In Annie Hall Woody Allen has created his most personal, most serious, most painfully funny, and best film. The first three don’t necessarily imply the last, but in this case that’s the way it works out. The concern with the interrelation between comedy and pain—a transformation of the earlier Allen’s more prosaic concern with love and death—is the center of the film, as it is the center of the life of standup comic Alvy Singer, Allen’s thinly disguised portrait of himself. The simultaneous egocentricity and self-denigration implied in Allen’s portrayal of Singer—and, indeed, in Allen himself—is summed up in his delivery of a classic joke in his opening, Bergmanesque monologue. Like most of the jokes Freud cites in his Jokes and Their Relation to the Unconscious, it’s not the kind of joke you laugh at: “I wouldn’t want to join a club that would have me for one of its members.” True, Allen’s throwaway style evokes a chuckle; but for Alvy Singer there is more painful truth in this paradox of a joke than there is comic hilarity. It’s actually the second of two jokes that open the film, the first being an even less laughable one about life being ugly, miserable, depressing, and all too short.

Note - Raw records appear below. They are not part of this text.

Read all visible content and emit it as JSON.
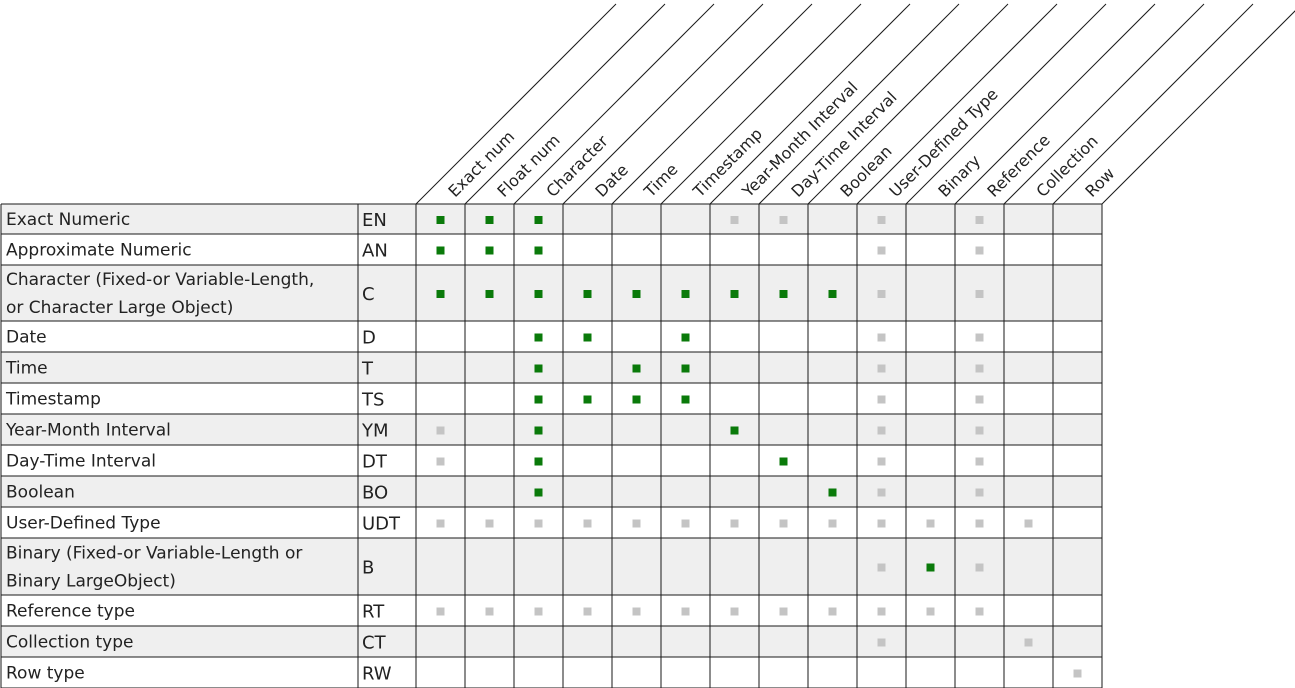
{
  "columns": [
    "Exact num",
    "Float num",
    "Character",
    "Date",
    "Time",
    "Timestamp",
    "Year-Month Interval",
    "Day-Time Interval",
    "Boolean",
    "User-Defined Type",
    "Binary",
    "Reference",
    "Collection",
    "Row"
  ],
  "rows": [
    {
      "lines": [
        "Exact Numeric"
      ],
      "abbr": "EN",
      "cells": "GGG...LL.L.L.."
    },
    {
      "lines": [
        "Approximate Numeric"
      ],
      "abbr": "AN",
      "cells": "GGG......L.L.."
    },
    {
      "lines": [
        "Character (Fixed-or Variable-Length,",
        "or Character Large Object)"
      ],
      "abbr": "C",
      "cells": "GGGGGGGGGL.L.."
    },
    {
      "lines": [
        "Date"
      ],
      "abbr": "D",
      "cells": "..GG.G...L.L.."
    },
    {
      "lines": [
        "Time"
      ],
      "abbr": "T",
      "cells": "..G.GG...L.L.."
    },
    {
      "lines": [
        "Timestamp"
      ],
      "abbr": "TS",
      "cells": "..GGGG...L.L.."
    },
    {
      "lines": [
        "Year-Month Interval"
      ],
      "abbr": "YM",
      "cells": "L.G...G..L.L.."
    },
    {
      "lines": [
        "Day-Time Interval"
      ],
      "abbr": "DT",
      "cells": "L.G....G.L.L.."
    },
    {
      "lines": [
        "Boolean"
      ],
      "abbr": "BO",
      "cells": "..G.....GL.L.."
    },
    {
      "lines": [
        "User-Defined Type"
      ],
      "abbr": "UDT",
      "cells": "LLLLLLLLLLLLL."
    },
    {
      "lines": [
        "Binary (Fixed-or Variable-Length or",
        "Binary LargeObject)"
      ],
      "abbr": "B",
      "cells": ".........LGL.."
    },
    {
      "lines": [
        "Reference type"
      ],
      "abbr": "RT",
      "cells": "LLLLLLLLLLLL.."
    },
    {
      "lines": [
        "Collection type"
      ],
      "abbr": "CT",
      "cells": ".........L..L."
    },
    {
      "lines": [
        "Row type"
      ],
      "abbr": "RW",
      "cells": ".............L"
    }
  ],
  "colors": {
    "green_marker": "#0a7a0a",
    "gray_marker": "#c4c4c4",
    "shaded_row": "#efefef",
    "grid_line": "#1a1a1a"
  }
}
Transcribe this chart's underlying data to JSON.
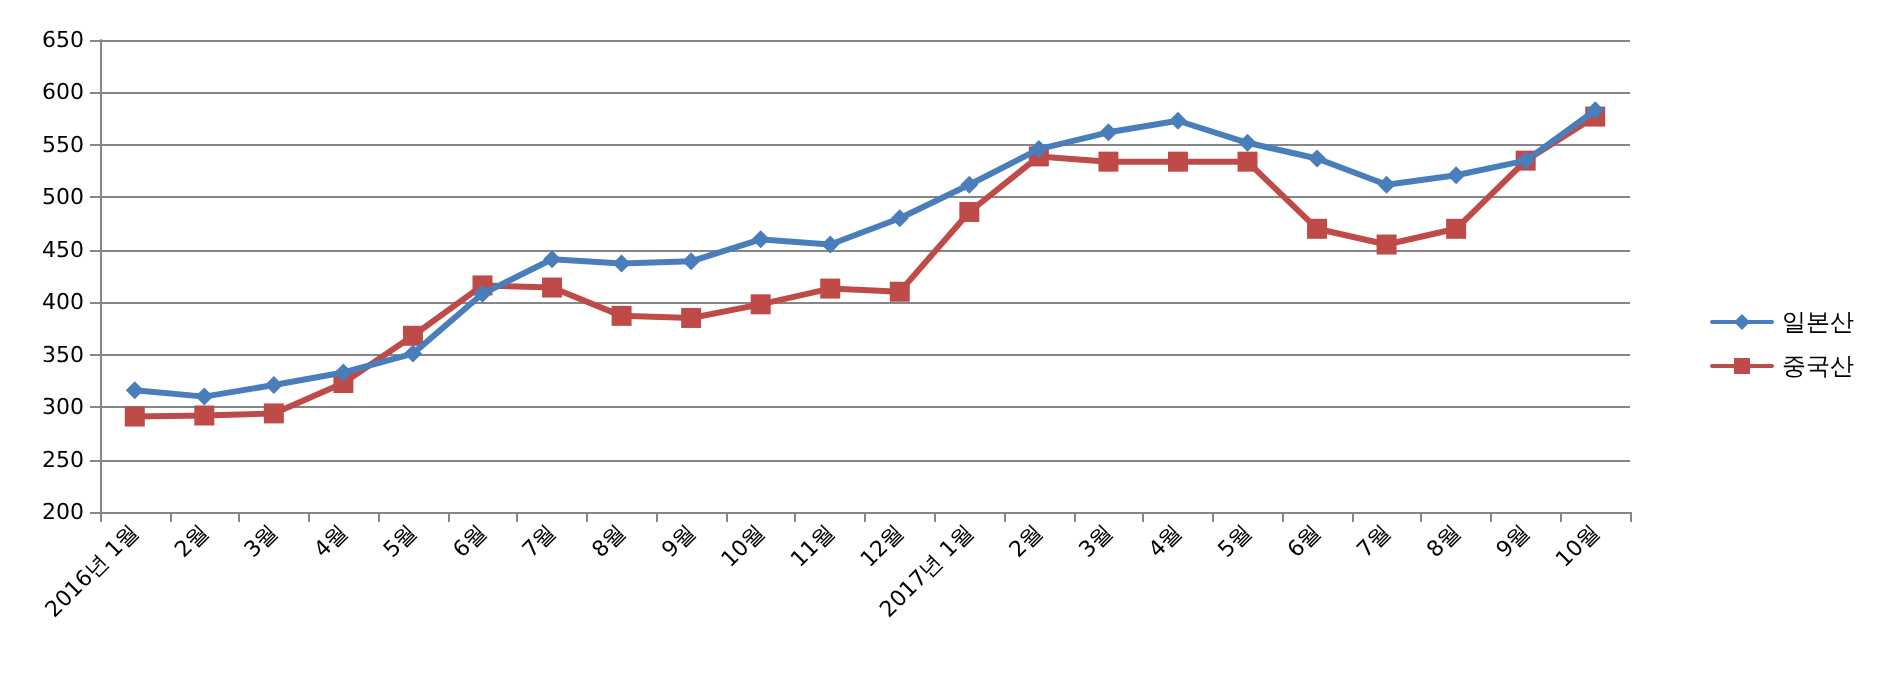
{
  "chart_data": {
    "type": "line",
    "categories": [
      "2016년 1월",
      "2월",
      "3월",
      "4월",
      "5월",
      "6월",
      "7월",
      "8월",
      "9월",
      "10월",
      "11월",
      "12월",
      "2017년 1월",
      "2월",
      "3월",
      "4월",
      "5월",
      "6월",
      "7월",
      "8월",
      "9월",
      "10월"
    ],
    "series": [
      {
        "name": "일본산",
        "color": "#4a7ebb",
        "marker": "diamond",
        "values": [
          316,
          310,
          321,
          333,
          351,
          408,
          441,
          437,
          439,
          460,
          455,
          480,
          512,
          546,
          562,
          573,
          552,
          537,
          512,
          521,
          535,
          583
        ]
      },
      {
        "name": "중국산",
        "color": "#be4b48",
        "marker": "square",
        "values": [
          291,
          292,
          294,
          323,
          368,
          416,
          414,
          387,
          385,
          398,
          413,
          410,
          486,
          539,
          534,
          534,
          534,
          470,
          455,
          470,
          535,
          577
        ]
      }
    ],
    "ylim": [
      200,
      650
    ],
    "yticks": [
      200,
      250,
      300,
      350,
      400,
      450,
      500,
      550,
      600,
      650
    ],
    "grid": "y",
    "legend": "right",
    "line_style": "solid"
  }
}
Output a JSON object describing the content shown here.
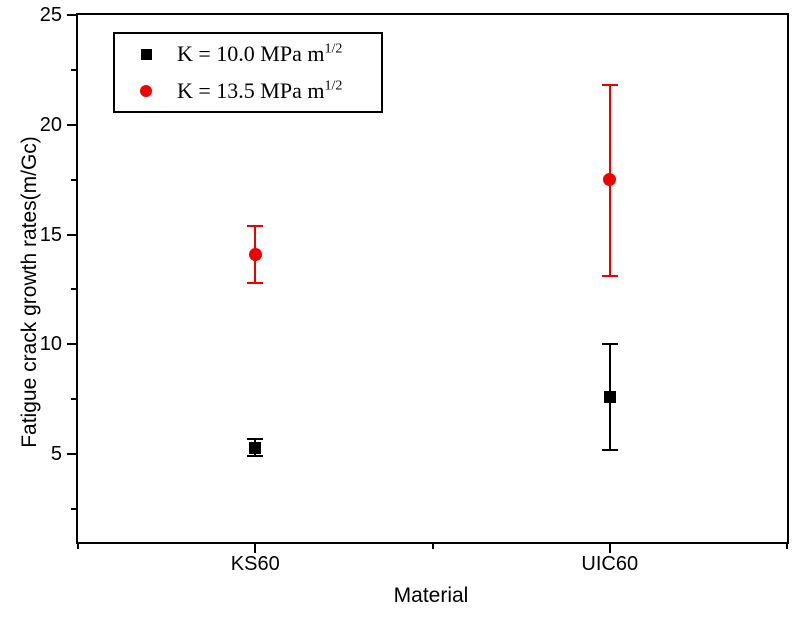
{
  "chart_data": {
    "type": "scatter",
    "title": "",
    "xlabel": "Material",
    "ylabel": "Fatigue crack growth rates(m/Gc)",
    "categories": [
      "KS60",
      "UIC60"
    ],
    "xlim": [
      0.5,
      2.5
    ],
    "ylim": [
      1,
      25
    ],
    "grid": false,
    "legend_position": "top-left",
    "axis_color": "#000000",
    "background_color": "#ffffff",
    "x_ticks": {
      "major": [
        {
          "v": 1,
          "label": "KS60"
        },
        {
          "v": 2,
          "label": "UIC60"
        }
      ],
      "minor": [
        0.5,
        1.5,
        2.5
      ]
    },
    "y_ticks": {
      "major": [
        {
          "v": 5,
          "label": "5"
        },
        {
          "v": 10,
          "label": "10"
        },
        {
          "v": 15,
          "label": "15"
        },
        {
          "v": 20,
          "label": "20"
        },
        {
          "v": 25,
          "label": "25"
        }
      ],
      "minor": [
        2.5,
        7.5,
        12.5,
        17.5,
        22.5
      ]
    },
    "series": [
      {
        "name": "K = 10.0 MPa m^1/2",
        "label_base": "K = 10.0 MPa m",
        "label_sup": "1/2",
        "marker": "square",
        "color": "#000000",
        "points": [
          {
            "x": 1,
            "category": "KS60",
            "y": 5.3,
            "y_low": 4.9,
            "y_high": 5.7
          },
          {
            "x": 2,
            "category": "UIC60",
            "y": 7.6,
            "y_low": 5.2,
            "y_high": 10.0
          }
        ]
      },
      {
        "name": "K = 13.5 MPa m^1/2",
        "label_base": "K = 13.5 MPa m",
        "label_sup": "1/2",
        "marker": "circle",
        "color": "#ee0000",
        "points": [
          {
            "x": 1,
            "category": "KS60",
            "y": 14.1,
            "y_low": 12.8,
            "y_high": 15.4
          },
          {
            "x": 2,
            "category": "UIC60",
            "y": 17.5,
            "y_low": 13.1,
            "y_high": 21.8
          }
        ]
      }
    ]
  }
}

The proposition that life is both agonizing and dear is sustained throughout. When record entrepreneur Tony Lacy invites Alvy Singer to a party that promises to be “very mellow,” Alvy declines, explaining, “When I get too mellow I ripen, and then I rot.” The vision of life-vs.-death pervades everything (“All the books you ever gave me had Death in the title,” girlfriend Annie Hall complains), and the double-layered vision is reflected emphatically in the film’s imagery. Alvy was born and raised in a house underneath the rollercoaster at Coney Island: superficial joy on top of nervous depression: corrosive death gnawing at the underpinnings of assertive life. Alvy’s comedy—and the play he writes about himself and Annie near the end of the film—is his response to pain, and it is a fantasy response. The play ends the way Alvy wishes the real relationship with Annie had climaxed. Elsewhere he casually produces Marshall McLuhan from behind a theater lobby sign to refute the bullshit artist in the ticket line who pontificates about McLuhan without knowing his work. “If life could only be like this!” Alvy tells the camera, acknowledging and embracing his own dependence on a fantasy of a world that will reaffirm and justify him and his ideas. In the film, people on the street don’t mind being stopped by Alvy to give their point of view, or elucidate their corner of the world; and many of them seem to have information and understanding to which he is not privy, though they are happy to share it with him and offer advice.